Canine digestion problems can result from sudden changes in diet or overeating. The aim is to avoid digestion problems, which will lead either to constipation, or to the rushing of food through the system too quickly, resulting in minimal nutrient and water absorption and a large volume of loose defecation.
The dog’s jaws are incapable of moving sideways, and instead are hinged. This allows them to open widely and ingest large chunks of meat. Dogs can consume a large quantity of food at one time, and rest between meals. In the wild, this is known as “gorging”. This is beneficial in hunting big game. Canines, like carnivores, can consume large meals after a hunt, and then leisurely wait until the next meal opportunity arises.

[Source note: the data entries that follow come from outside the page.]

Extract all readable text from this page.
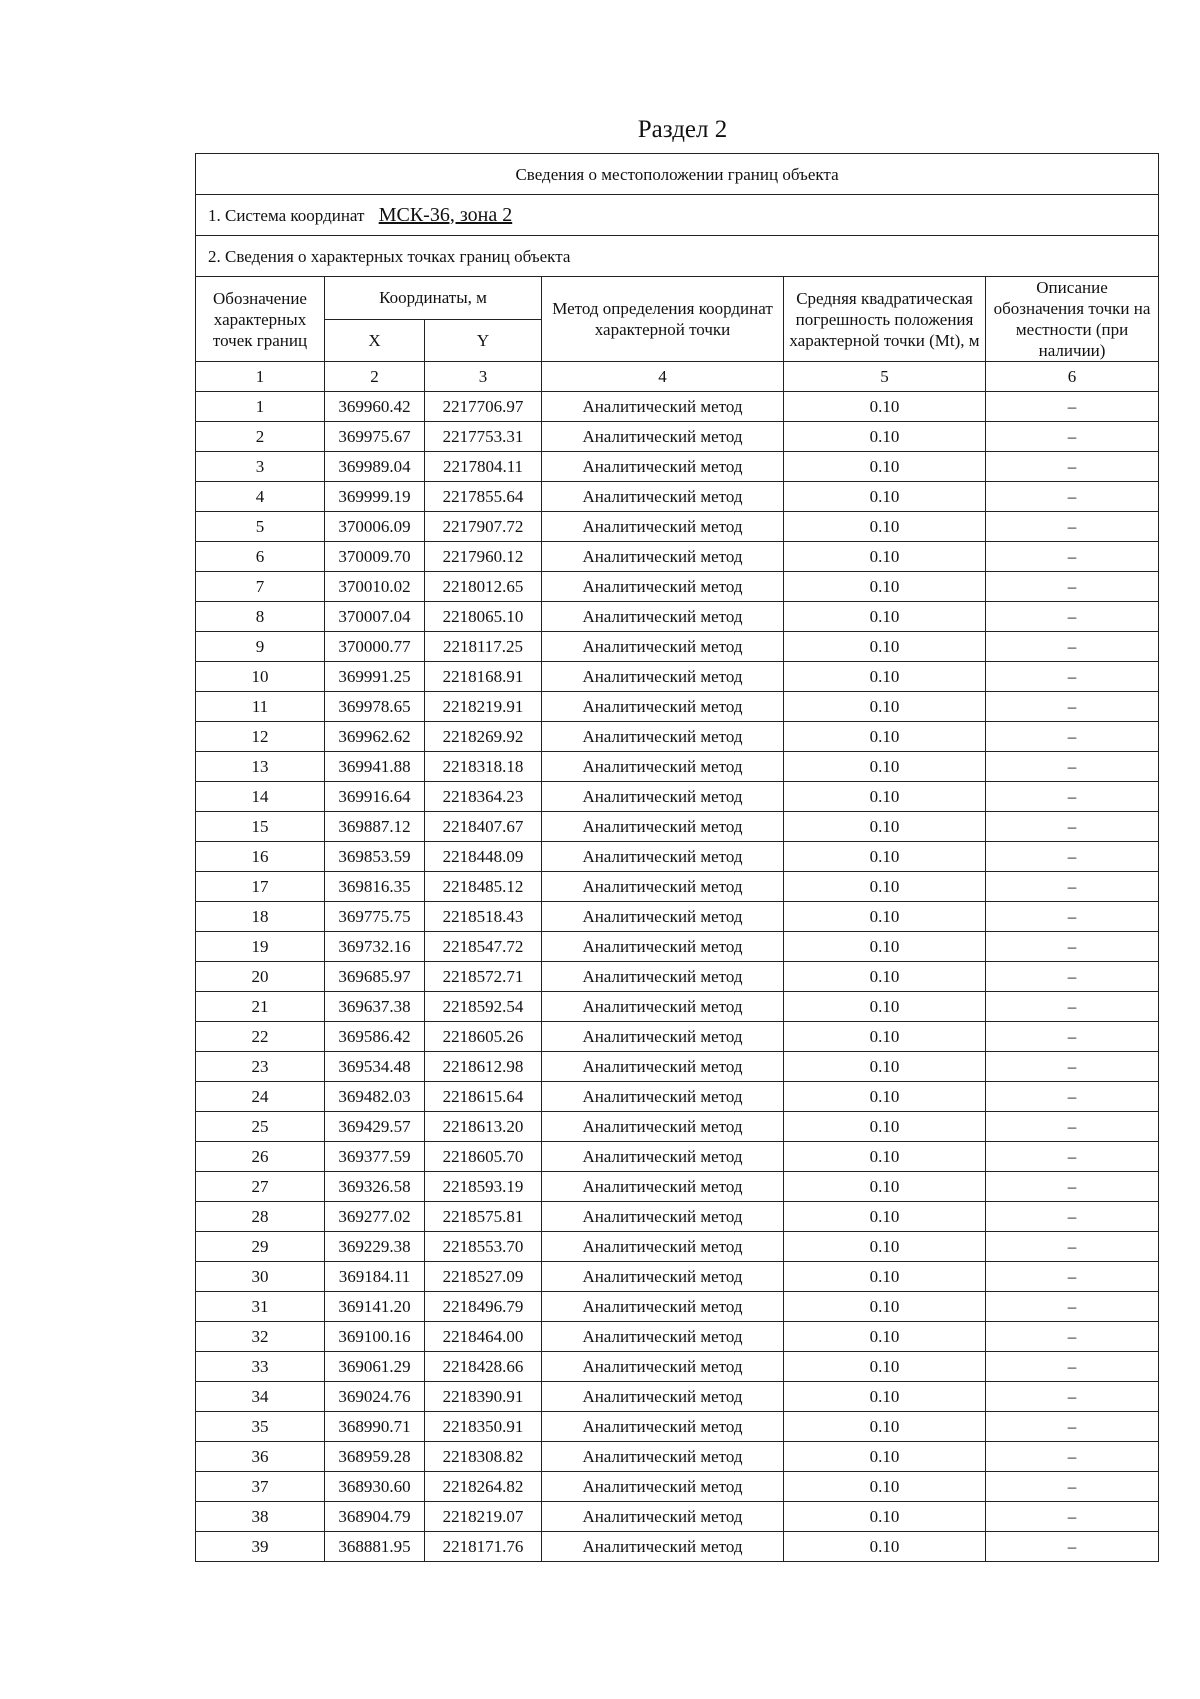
Раздел 2
Сведения о местоположении границ объекта					
1. Система координат МСК-36, зона 2					
2. Сведения о характерных точках границ объекта					
Обозначение характерных точек границ	Координаты, м		Метод определения координат характерной точки	Средняя квадратическая погрешность положения характерной точки (Mt), м	Описание обозначения точки на местности (при наличии)
	X	Y			
1	2	3	4	5	6
1	369960.42	2217706.97	Аналитический метод	0.10	–
2	369975.67	2217753.31	Аналитический метод	0.10	–
3	369989.04	2217804.11	Аналитический метод	0.10	–
4	369999.19	2217855.64	Аналитический метод	0.10	–
5	370006.09	2217907.72	Аналитический метод	0.10	–
6	370009.70	2217960.12	Аналитический метод	0.10	–
7	370010.02	2218012.65	Аналитический метод	0.10	–
8	370007.04	2218065.10	Аналитический метод	0.10	–
9	370000.77	2218117.25	Аналитический метод	0.10	–
10	369991.25	2218168.91	Аналитический метод	0.10	–
11	369978.65	2218219.91	Аналитический метод	0.10	–
12	369962.62	2218269.92	Аналитический метод	0.10	–
13	369941.88	2218318.18	Аналитический метод	0.10	–
14	369916.64	2218364.23	Аналитический метод	0.10	–
15	369887.12	2218407.67	Аналитический метод	0.10	–
16	369853.59	2218448.09	Аналитический метод	0.10	–
17	369816.35	2218485.12	Аналитический метод	0.10	–
18	369775.75	2218518.43	Аналитический метод	0.10	–
19	369732.16	2218547.72	Аналитический метод	0.10	–
20	369685.97	2218572.71	Аналитический метод	0.10	–
21	369637.38	2218592.54	Аналитический метод	0.10	–
22	369586.42	2218605.26	Аналитический метод	0.10	–
23	369534.48	2218612.98	Аналитический метод	0.10	–
24	369482.03	2218615.64	Аналитический метод	0.10	–
25	369429.57	2218613.20	Аналитический метод	0.10	–
26	369377.59	2218605.70	Аналитический метод	0.10	–
27	369326.58	2218593.19	Аналитический метод	0.10	–
28	369277.02	2218575.81	Аналитический метод	0.10	–
29	369229.38	2218553.70	Аналитический метод	0.10	–
30	369184.11	2218527.09	Аналитический метод	0.10	–
31	369141.20	2218496.79	Аналитический метод	0.10	–
32	369100.16	2218464.00	Аналитический метод	0.10	–
33	369061.29	2218428.66	Аналитический метод	0.10	–
34	369024.76	2218390.91	Аналитический метод	0.10	–
35	368990.71	2218350.91	Аналитический метод	0.10	–
36	368959.28	2218308.82	Аналитический метод	0.10	–
37	368930.60	2218264.82	Аналитический метод	0.10	–
38	368904.79	2218219.07	Аналитический метод	0.10	–
39	368881.95	2218171.76	Аналитический метод	0.10	–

Diet quality can be measured by the ease of digestion for your dog. Large, odorous stool is a reliable indicator that something is not right in the canine’s digestive tract, and what the dog is eating is the likely problem. Large amounts of vegetation, grains and fiber are difficult for canines to digest. Dogs have short and simple digestive tracts, and are not capable of fermenting and absorbing these foods like an herbivore would. High-grain, high-fiber diets in canine digestion will result in much larger stool volume.
The canine’s digestive system is a function of the mouth, stomach, small and large intestines, aided by the liver and pancreas. Functioning smoothly, the typical meal takes seven to ten hours to pass through the digestive system.
Canine digestion begins in the mouth and that is where canine digestive problems can begin. Saliva lubricates the food and passes it down the esophagus. The dog’s teeth are sharp, jagged, blade-in-shape molars designed for gripping, tearing and shredding, and specifically suited for the dog’s digestive capabilities. The canine’s short digestive tract easily digests animal flesh and fat.
Food spends a much longer time in the canine stomach, which produces a higher amount of hydrochloric acid, and aids in the breakdown of animal proteins, bones and fat. Chyme, also known as chymus, is the fluid that passes easily into the small intestine, where the pancreas and liver provide additional digestive enzymes. These enzymes continue protein digestion and also provide carbohydrate and fat digestion: carbohydrates to simple sugars, fats to fatty acids, and proteins to amino acids. Nutrients are absorbed from the small intestine into the bloodstream.
Probiotics can benefit the dog’s digestion, aid in absorption of nutrients, antioxidants and iron, and help with food intolerance. All mammals require these beneficial microorganisms and biologically produce substances to create a hospitable environment for them to take up residency, for necessary health and proper functioning of the gastrointestinal tract.
By the time food reaches the large intestine, most of the nutrients have been absorbed. It is here that water and electrolytes are assimilated and a bacterium breaks down the undigested fiber. The wastes are then excreted.
In addition to protein and fat, dogs require some carbohydrates in their diet. But, it is a delicate balance — too much protein and the result is disease, too little and the results are similar. The diet can go a long way in preventing canine digestion problems and many related problems caused by what the canine is digesting.